Sohal: Upon central radiology review, which was retrospective based on all of the baseline scans that were uploaded to a central server and reviewed by a blinded radiologist, we found that 29% of patients in the study—approximately 150 patients—had tumors or disease that was more than resectable for protocol criteria.

The findings were related to a number of issues: venous involvement in one-third of cases, more than the allowed arterial involvement in half those cases, and, most surprisingly, suspicion of metastatic disease in almost two-thirds of cases of those were found ineligible. These were indeterminate level lesions—lung lesions or lymph nodes—outside the surgical basin that were never adjudicated as metastatic disease or nonmetastatic disease, but patients were still put on study. That highlights the need for more multidisciplinary care and more objective evaluation of scans before we enroll patients on clinical trials.

What are the next steps following this research?

We have to wait for the final survival results. Two-year overall survival is the primary endpoint of the study. The study finished accrual around April 2018 and, hopefully, by mid-2020, we will get to the primary outcome and see what we find. Hopefully, we will find that patients can derive sustained benefit from the preoperative chemotherapy that they received.

What challenges do we have with this regimen?

It's an aggressive regimen. The good news is that in the adjuvant setting, the clinical trial presented at the 2018 ASCO Annual Meeting showed a very remarkable benefit. Patients had a median survival of almost 4.5 years, which is unheard of. Typically, the median survival for this setting used to be around 2 years. That is a significant improvement. We have, over the last 5 to 8 years, become quite well versed with using this regimen of mFOLFIRINOX.

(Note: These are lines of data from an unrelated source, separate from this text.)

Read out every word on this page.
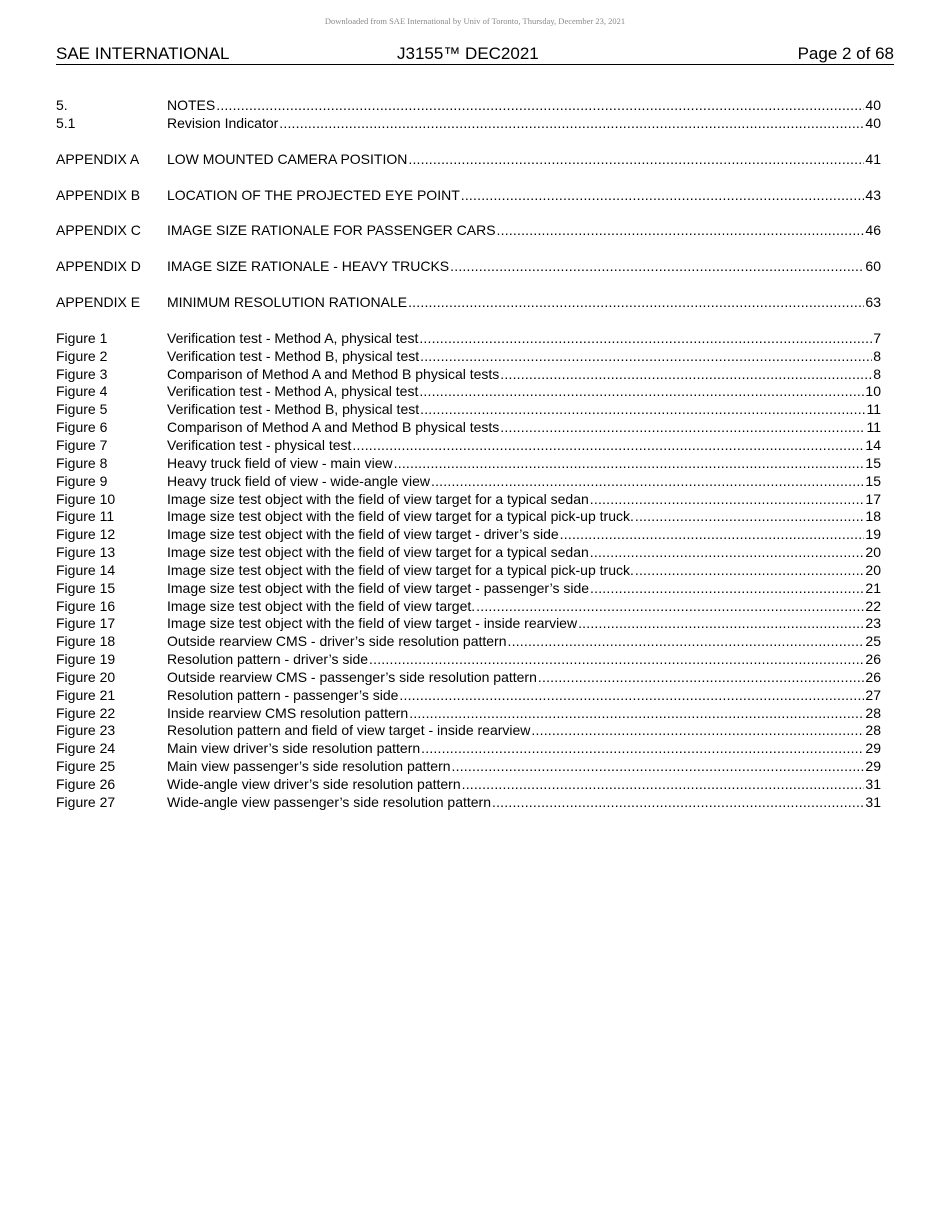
Downloaded from SAE International by Univ of Toronto, Thursday, December 23, 2021
SAE INTERNATIONAL	J3155™ DEC2021	Page 2 of 68
5.	NOTES .....	40
5.1	Revision Indicator .....	40
APPENDIX A	LOW MOUNTED CAMERA POSITION .....	41
APPENDIX B	LOCATION OF THE PROJECTED EYE POINT .....	43
APPENDIX C	IMAGE SIZE RATIONALE FOR PASSENGER CARS .....	46
APPENDIX D	IMAGE SIZE RATIONALE - HEAVY TRUCKS .....	60
APPENDIX E	MINIMUM RESOLUTION RATIONALE .....	63
Figure 1	Verification test - Method A, physical test .....	7
Figure 2	Verification test - Method B, physical test .....	8
Figure 3	Comparison of Method A and Method B physical tests .....	8
Figure 4	Verification test - Method A, physical test .....	10
Figure 5	Verification test - Method B, physical test .....	11
Figure 6	Comparison of Method A and Method B physical tests .....	11
Figure 7	Verification test - physical test .....	14
Figure 8	Heavy truck field of view - main view .....	15
Figure 9	Heavy truck field of view - wide-angle view .....	15
Figure 10	Image size test object with the field of view target for a typical sedan .....	17
Figure 11	Image size test object with the field of view target for a typical pick-up truck. .....	18
Figure 12	Image size test object with the field of view target - driver’s side .....	19
Figure 13	Image size test object with the field of view target for a typical sedan .....	20
Figure 14	Image size test object with the field of view target for a typical pick-up truck. .....	20
Figure 15	Image size test object with the field of view target - passenger’s side .....	21
Figure 16	Image size test object with the field of view target. .....	22
Figure 17	Image size test object with the field of view target - inside rearview .....	23
Figure 18	Outside rearview CMS - driver’s side resolution pattern .....	25
Figure 19	Resolution pattern - driver’s side .....	26
Figure 20	Outside rearview CMS - passenger’s side resolution pattern .....	26
Figure 21	Resolution pattern - passenger’s side .....	27
Figure 22	Inside rearview CMS resolution pattern .....	28
Figure 23	Resolution pattern and field of view target - inside rearview .....	28
Figure 24	Main view driver’s side resolution pattern .....	29
Figure 25	Main view passenger’s side resolution pattern .....	29
Figure 26	Wide-angle view driver’s side resolution pattern .....	31
Figure 27	Wide-angle view passenger’s side resolution pattern .....	31
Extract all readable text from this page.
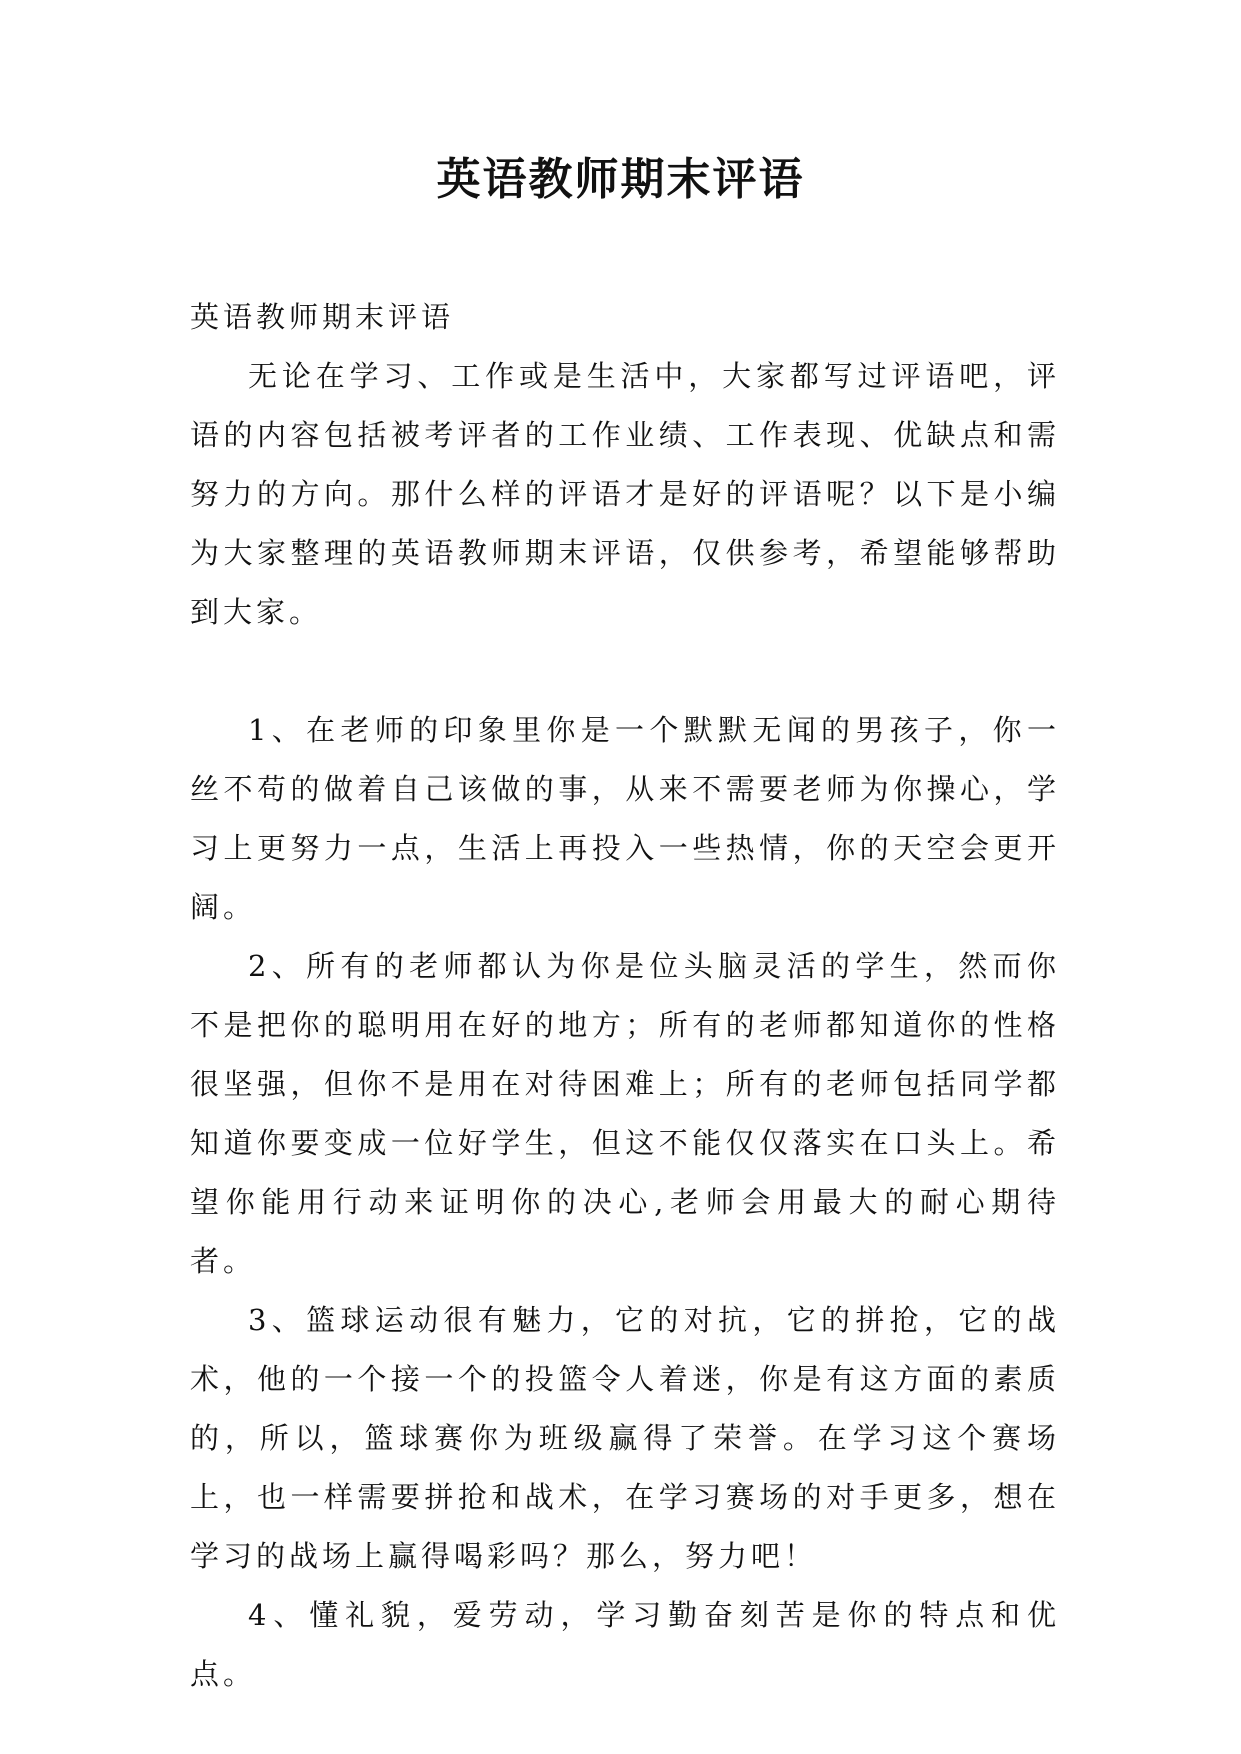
英语教师期末评语

英语教师期末评语

无论在学习、工作或是生活中，大家都写过评语吧，评语的内容包括被考评者的工作业绩、工作表现、优缺点和需努力的方向。那什么样的评语才是好的评语呢？以下是小编为大家整理的英语教师期末评语，仅供参考，希望能够帮助到大家。

1、在老师的印象里你是一个默默无闻的男孩子，你一丝不苟的做着自己该做的事，从来不需要老师为你操心，学习上更努力一点，生活上再投入一些热情，你的天空会更开阔。

2、所有的老师都认为你是位头脑灵活的学生，然而你不是把你的聪明用在好的地方；所有的老师都知道你的性格很坚强，但你不是用在对待困难上；所有的老师包括同学都知道你要变成一位好学生，但这不能仅仅落实在口头上。希望你能用行动来证明你的决心,老师会用最大的耐心期待者。

3、篮球运动很有魅力，它的对抗，它的拼抢，它的战术，他的一个接一个的投篮令人着迷，你是有这方面的素质的，所以，篮球赛你为班级赢得了荣誉。在学习这个赛场上，也一样需要拼抢和战术，在学习赛场的对手更多，想在学习的战场上赢得喝彩吗？那么，努力吧！

4、懂礼貌，爱劳动，学习勤奋刻苦是你的特点和优点。
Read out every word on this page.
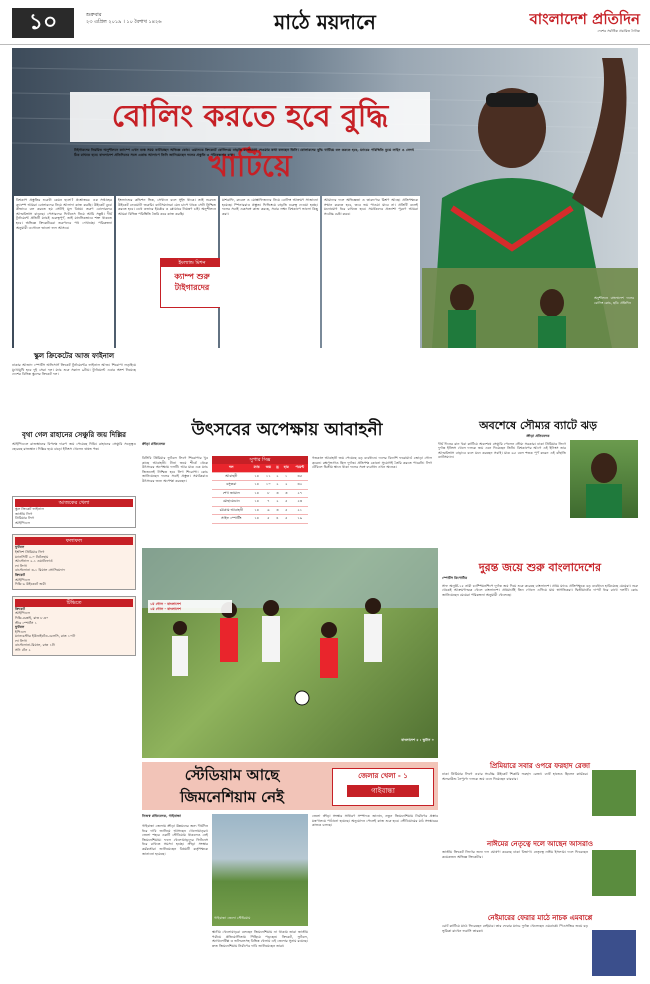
১০	শুক্রবার
২৩ এপ্রিল ২০১৯ । ১০ বৈশাখ ১৪২৬	মাঠে ময়দানে	বাংলাদেশ প্রতিদিন
দেশের সর্বাধিক প্রচারিত দৈনিক
বোলিং করতে হবে বুদ্ধি খাটিয়ে
টাইগারদের নিয়মিত অনুশীলনে ক্যাম্পে এখন ব্যস্ত সময় কাটাচ্ছেন অভিজ্ঞ কোচ। ওয়ানডে ক্রিকেটে বোলিংয়ে বাড়তি মনোযোগ দেওয়ার কথা বলছেন তিনি। বোলারদের বুদ্ধি খাটিয়ে বল করতে হবে, ম্যাচের পরিস্থিতি বুঝে লাইন ও লেংথ ঠিক রাখতে হবে। বাংলাদেশ প্রতিদিনের সঙ্গে একান্ত আলাপে তিনি জানিয়েছেন দলের প্রস্তুতি ও পরিকল্পনার কথা।
বিশ্বকাপ প্রস্তুতির শুরুটা কেমন হলো? প্রশ্নোত্তরে: এক সপ্তাহের ক্যাম্পে আমরা বোলারদের নিয়ে আলাদা কাজ করছি। উইকেট বুঝে কীভাবে বল করতে হয় সেটাই মূল বিষয়। তরুণ বোলারদের আত্মবিশ্বাস বাড়ছে। পেসারদের ফিটনেস নিয়ে আমি সন্তুষ্ট। দীর্ঘ টুর্নামেন্টে প্রতিটি ম্যাচই গুরুত্বপূর্ণ, তাই মানসিকভাবে শক্ত থাকতে হবে। অভিজ্ঞ ক্রিকেটাররা তরুণদের পথ দেখাচ্ছে। পরিকল্পনা অনুযায়ী এগোলে ভালো ফল আসবে।
ইংল্যান্ডের কন্ডিশন ভিন্ন, সেখানে বলে সুইং থাকে। তাই শুরুতে উইকেট নেওয়াটা জরুরি। ব্যাটসম্যানরা যেন চাপে থাকে সেটা নিশ্চিত করতে হবে। ডেথ ওভারে ইয়র্কার ও স্লোয়ারে নিয়ন্ত্রণ চাই। অনুশীলনে আমরা বিভিন্ন পরিস্থিতি তৈরি করে কাজ করছি।
ইংল্যান্ড মিশন
ক্যাম্প শুরু টাইগারদের
মাশরাফি, রুবেল ও মোস্তাফিজদের নিয়ে বোলিং আক্রমণ সাজানো হয়েছে। স্পিনাররাও প্রস্তুত। ফিল্ডিংয়ে বাড়তি গুরুত্ব দেওয়া হচ্ছে। দলের সবাই একসঙ্গে কাজ করছে, সবার লক্ষ্য বিশ্বকাপে ভালো কিছু করা।
আমাদের দলে অভিজ্ঞতা ও তারুণ্যের মিশ্রণ আছে। প্রতিপক্ষকে সম্মান করতে হবে, তবে ভয় পাওয়া যাবে না। প্রতিটি বলেই মনোযোগ ধরে রাখতে হবে। সমর্থকদের প্রত্যাশা পূরণে আমরা সর্বোচ্চ চেষ্টা করব।
অনুশীলনে বাংলাদেশ দলের বোলিং কোচ, ছবি: প্রতিদিন
স্কুল ক্রিকেটের আজ ফাইনাল
ঢাকার আজাদ স্পোর্টস অফিসার্স ক্রিকেট টুর্নামেন্টের ফাইনাল আজ। শিরোপা লড়াইয়ে মুখোমুখি হবে দুই সেরা দল। ম্যাচ শুরু সকাল ৯টায়। টুর্নামেন্টে এবার অংশ নিয়েছে দেশের বিভিন্ন স্কুলের ক্রিকেট দল।
বৃথা গেল রাহানের সেঞ্চুরি জয় দিল্লির
আইপিএলে রাজস্থানের বিপক্ষে দারুণ জয় পেয়েছে দিল্লি। রাহানের সেঞ্চুরি সত্ত্বেও হেরেছে রাজস্থান। দিল্লির হয়ে ঝড়ো ইনিংস খেলেন ঋষভ পন্ত।
আজকের খেলা
স্কুল ক্রিকেট ফাইনাল
জাতীয় লিগ
প্রিমিয়ার লিগ
আইপিএল
ফলাফল
ফুটবল
ইংলিশ প্রিমিয়ার লিগ
ম্যানসিটি ২-০ টটেনহাম
আর্সেনাল ২-১ ওয়াটফোর্ড
লা লিগা
বার্সেলোনা ৩-১ রিয়াল সোসিয়েদাদ
ক্রিকেট
আইপিএল
দিল্লি ৬ উইকেটে জয়ী
টিভিতে
ক্রিকেট
আইপিএল
দিল্লি-চেন্নাই, রাত ৮.৩০
স্টার স্পোর্টস ১
ফুটবল
ইপিএল
ম্যানচেস্টার ইউনাইটেড-চেলসি, রাত ১০টা
লা লিগা
বার্সেলোনা-রিয়াল, রাত ১টা
সনি টেন ২
উৎসবের অপেক্ষায় আবাহনী
ক্রীড়া প্রতিবেদক
বিসিবি প্রিমিয়ার ফুটবল লিগে শিরোপার খুব কাছে আবাহনী। টানা জয়ে শীর্ষে থেকে উৎসবের অপেক্ষায় দলটি। আর মাত্র এক ম্যাচ জিতলেই নিশ্চিত হবে লিগ শিরোপা। কোচ জানিয়েছেন দলের সবাই প্রস্তুত। সমর্থকরাও উৎসবের জন্য অপেক্ষা করছেন।
সুপার সিক্স
দল	ম্যাচ	জয়	ড্র	হার	পয়েন্ট
আবাহনী	১৪	১১	২	১	৩৫
বসুন্ধরা	১৪	১০	২	২	৩২
শেখ জামাল	১৪	৮	৩	৩	২৭
মোহামেডান	১৪	৭	২	৫	২৩
চট্টগ্রাম আবাহনী	১৪	৬	৩	৫	২১
সাইফ স্পোর্টিং	১৪	৫	৪	৫	১৯
গতকাল আবাহনী জয় পেয়েছে বড় ব্যবধানে। দলের বিদেশি ফরোয়ার্ড জোড়া গোল করেন। রক্ষণভাগও ছিল দুর্দান্ত। প্রতিপক্ষ কোনো সুযোগই তৈরি করতে পারেনি। লিগ টেবিলে দ্বিতীয় স্থানে থাকা দলের সঙ্গে ব্যবধান এখন অনেক।
অবশেষে সৌম্যর ব্যাটে ঝড়
ক্রীড়া প্রতিবেদক
দীর্ঘ দিনের রান খরা কাটিয়ে অবশেষে সেঞ্চুরি পেলেন সৌম্য সরকার। ঢাকা প্রিমিয়ার লিগে দুর্দান্ত ইনিংস খেলে দলকে জয় এনে দিয়েছেন তিনি। বিশ্বকাপের আগে এই ইনিংস তার আত্মবিশ্বাস বাড়াবে বলে মনে করছেন সবাই। মাত্র ৬৫ বলে শতক পূর্ণ করেন এই বাঁহাতি ব্যাটসম্যান।
বাংলাদেশ ৫ : ভুটান ০
১ম গোল - বাংলাদেশ
২য় গোল - বাংলাদেশ
দুরন্ত জয়ে শুরু বাংলাদেশের
স্পোর্টস রিপোর্টার
সাফ অনূর্ধ্ব-১৫ নারী চ্যাম্পিয়নশিপে দুর্দান্ত জয় দিয়ে শুরু করেছে বাংলাদেশ। প্রথম ম্যাচে প্রতিপক্ষকে বড় ব্যবধানে হারিয়েছে মেয়েরা। শুরু থেকেই আক্রমণাত্মক খেলে বাংলাদেশ। প্রথমার্ধেই তিন গোলে এগিয়ে যায় স্বাগতিকরা। দ্বিতীয়ার্ধেও দাপট ধরে রাখে দলটি। কোচ জানিয়েছেন মেয়েরা পরিকল্পনা অনুযায়ী খেলেছে।
স্টেডিয়াম আছে
জিমনেশিয়াম নেই
জেলার খেলা - ১
গাইবান্ধা
নিজস্ব প্রতিবেদক, গাইবান্ধা
গাইবান্ধা জেলায় ক্রীড়া উন্নয়নের জন্য দীর্ঘদিন ধরে দাবি জানিয়ে আসছেন খেলোয়াড়রা। জেলা শহরে একটি স্টেডিয়াম থাকলেও নেই জিমনেশিয়াম। ফলে খেলোয়াড়দের ফিটনেস ধরে রাখতে সমস্যা হচ্ছে। ক্রীড়া সংস্থার কর্মকর্তারা জানিয়েছেন বিষয়টি কর্তৃপক্ষকে জানানো হয়েছে।
গাইবান্ধা জেলা স্টেডিয়াম
স্থানীয় খেলোয়াড়রা বলছেন জিমনেশিয়াম না থাকায় তারা জাতীয় পর্যায়ে প্রতিযোগিতায় পিছিয়ে পড়ছেন। ক্রিকেট, ফুটবল, অ্যাথলেটিক্স ও ভলিবলসহ বিভিন্ন খেলায় এই জেলার সুনাম রয়েছে। দ্রুত জিমনেশিয়াম নির্মাণের দাবি জানিয়েছেন তারা।
জেলা ক্রীড়া সংস্থার সাধারণ সম্পাদক জানান, নতুন জিমনেশিয়াম নির্মাণের প্রস্তাব মন্ত্রণালয়ে পাঠানো হয়েছে। অনুমোদন পেলেই কাজ শুরু হবে। স্টেডিয়ামের মাঠ সংস্কারের কাজও চলছে।
প্রিমিয়ারে সবার ওপরে ফরহাদ রেজা
ঢাকা প্রিমিয়ার লিগে এবার সর্বোচ্চ উইকেট শিকারি ফরহাদ রেজা। ব্যাট হাতেও ছিলেন কার্যকর। অলরাউন্ড নৈপুণ্যে দলকে জয় এনে দিয়েছেন বারবার।
নাঈমের নেতৃত্বে দলে আছেন আসরাও
জাতীয় ক্রিকেট লিগের জন্য দল ঘোষণা করেছে ঢাকা বিভাগ। নেতৃত্বে নাঈম ইসলাম। দলে ফিরেছেন কয়েকজন অভিজ্ঞ ক্রিকেটার।
নেইমারের ফেরার মাঠে নাচক এমবাপ্পে
চোট কাটিয়ে মাঠে ফিরেছেন নেইমার। তার ফেরার ম্যাচে দুর্দান্ত খেলেছেন এমবাপ্পে। পিএসজির জয়ে বড় ভূমিকা রাখেন ফরাসি তারকা।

Is there any rationale for adding FOLFIRNOX to existing regimens?

This is slowly evolving the backbone. Most of the clinical trials, especially in stage IV disease, used to be gemcitabine/nab-paclitaxel based, but with very encouraging data in the adjuvant and metastatic setting, the field is now evolving toward using FOLFIRINOX as a backbone. Studies with agents such as CPI-613 and PEGPH20 are now testing that regimen certainly.

What have been the challenges with trying to explore different regimens?

The number one challenge is acceptability. The field is now evolving toward this. To move a standard of care is quite difficult, especially in a disease such as pancreatic cancer, and to have doctors not take the patient to surgery [upfront] is quite a big ask. However, accrual was very rapid in this national clinical trial on the academic side, as well as community centers, so there is good uptake of the idea.

What other research are you involved in that you're excited about?

We also do clinical trials in metastatic stage IV pancreatic cancer, novel drugs, targeted therapies, immunotherapy combinations, precision oncology, and genomic space research. It is hard to find good targets in pancreatic cancer because it is quite a resistant disease. We are taking baby steps.

Sohal D, McDonough S, Ahmad SA, et al. SWOG S1505: Initial findings on eligibility and neoadjuvant chemotherapy experience with mFOLFIRINOX versus gemcitabine/nab-paclitaxel for resectable pancreatic adenocarcinoma. J Clin Oncol. 2019;37(suppl; abstr 4137). doi: 10.1200/JCO.2019.37.4_suppl.414.